We cover just that in this article, what it means for your finances, and how you can apply for them.
In Most Cases, Yes You Should Use Grants for College
In most cases, it’s absolutely recommended that you use grants for college. A grant for school is money that doesn’t have to be paid back. You can receive grants through the state, federal government, your college, or other organizations.
Colleges generally give this money to students who have demonstrated financial need (a needs based grant), but they may also be offered if you have academic achievements and a solid work ethic (called merit based grants). The federal government offers the Federal Pell Grant which is based solely on financial need.
Not all colleges and universities have these available so you will want to research into what your potential schools offer.
However, Double Check the Requirements
However, it is important to note that some grants do come with requirements. If it’s discovered you lied about your family’s finances, you could be required to pay back the amount. Merit based grants may also require you to maintain a certain GPA or have another stipulation.

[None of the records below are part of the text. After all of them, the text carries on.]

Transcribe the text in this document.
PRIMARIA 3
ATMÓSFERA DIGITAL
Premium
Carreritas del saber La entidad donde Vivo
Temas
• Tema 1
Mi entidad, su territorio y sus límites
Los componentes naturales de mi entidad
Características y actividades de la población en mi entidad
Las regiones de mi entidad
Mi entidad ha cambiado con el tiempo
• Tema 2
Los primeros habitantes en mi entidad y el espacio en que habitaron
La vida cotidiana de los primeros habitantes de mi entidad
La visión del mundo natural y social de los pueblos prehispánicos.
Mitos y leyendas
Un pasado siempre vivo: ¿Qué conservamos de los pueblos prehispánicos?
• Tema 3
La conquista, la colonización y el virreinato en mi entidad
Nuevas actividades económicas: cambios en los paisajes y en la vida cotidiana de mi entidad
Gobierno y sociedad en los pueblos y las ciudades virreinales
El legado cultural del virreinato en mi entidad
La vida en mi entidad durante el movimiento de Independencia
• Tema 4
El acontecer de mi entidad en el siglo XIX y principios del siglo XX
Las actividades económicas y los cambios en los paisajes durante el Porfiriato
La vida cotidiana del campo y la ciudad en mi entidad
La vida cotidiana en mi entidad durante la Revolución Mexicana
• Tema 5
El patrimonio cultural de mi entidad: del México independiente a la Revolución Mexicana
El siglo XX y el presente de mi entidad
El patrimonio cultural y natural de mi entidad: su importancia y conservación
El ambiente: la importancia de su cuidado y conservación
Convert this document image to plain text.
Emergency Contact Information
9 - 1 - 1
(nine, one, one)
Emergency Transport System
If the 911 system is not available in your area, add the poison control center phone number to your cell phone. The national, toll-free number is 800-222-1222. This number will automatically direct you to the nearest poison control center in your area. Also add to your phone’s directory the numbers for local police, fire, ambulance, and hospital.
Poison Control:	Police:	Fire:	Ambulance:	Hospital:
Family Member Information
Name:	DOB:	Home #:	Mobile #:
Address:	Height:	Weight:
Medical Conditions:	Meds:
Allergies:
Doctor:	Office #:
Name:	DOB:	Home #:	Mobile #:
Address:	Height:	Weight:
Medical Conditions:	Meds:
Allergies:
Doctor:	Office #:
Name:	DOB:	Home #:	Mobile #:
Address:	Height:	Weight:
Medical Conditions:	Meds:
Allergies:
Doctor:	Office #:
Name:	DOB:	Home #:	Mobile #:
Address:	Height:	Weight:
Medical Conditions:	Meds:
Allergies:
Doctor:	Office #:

If you leave college early, some circumstances may also require you to pay back the money.
Before accepting a grant for college, always double check the requirements to be sure you can meet them and won’t have to pay the money back. You should also note that grants from a college are contingent on you attending that specific school.
How Do You Apply for Grants?
The first step to apply for a grant is by filling out FAFSA. This will deliver the information to your potential colleges regarding your financial situation and make you eligible for both grants and scholarships through the school.
You will also want to complete any applications for state-sponsored merit-based grants that are available in your area, a CSS profile through the College Board, and do research into the various grants that are offered by organizations all over the country. Some grants are based on criteria, just like a scholarship, and there are grants dedicated to international students, minorities, disabled students, and other groups of people.
Grants can be wonderful for saving money on tuition, student loans, and other college costs, and if you get one, you will want to seriously consider accepting it. However, this isn’t a steadfast rule. If one school on your list offers you a grant and your first choice or dream college didn’t, you will want to weigh the pros and cons before saying yes. You won’t want to base your college decision solely on a grant, though it may absolutely influence your final choice. In most cases though, they can mean great things for your finances during college and after graduation.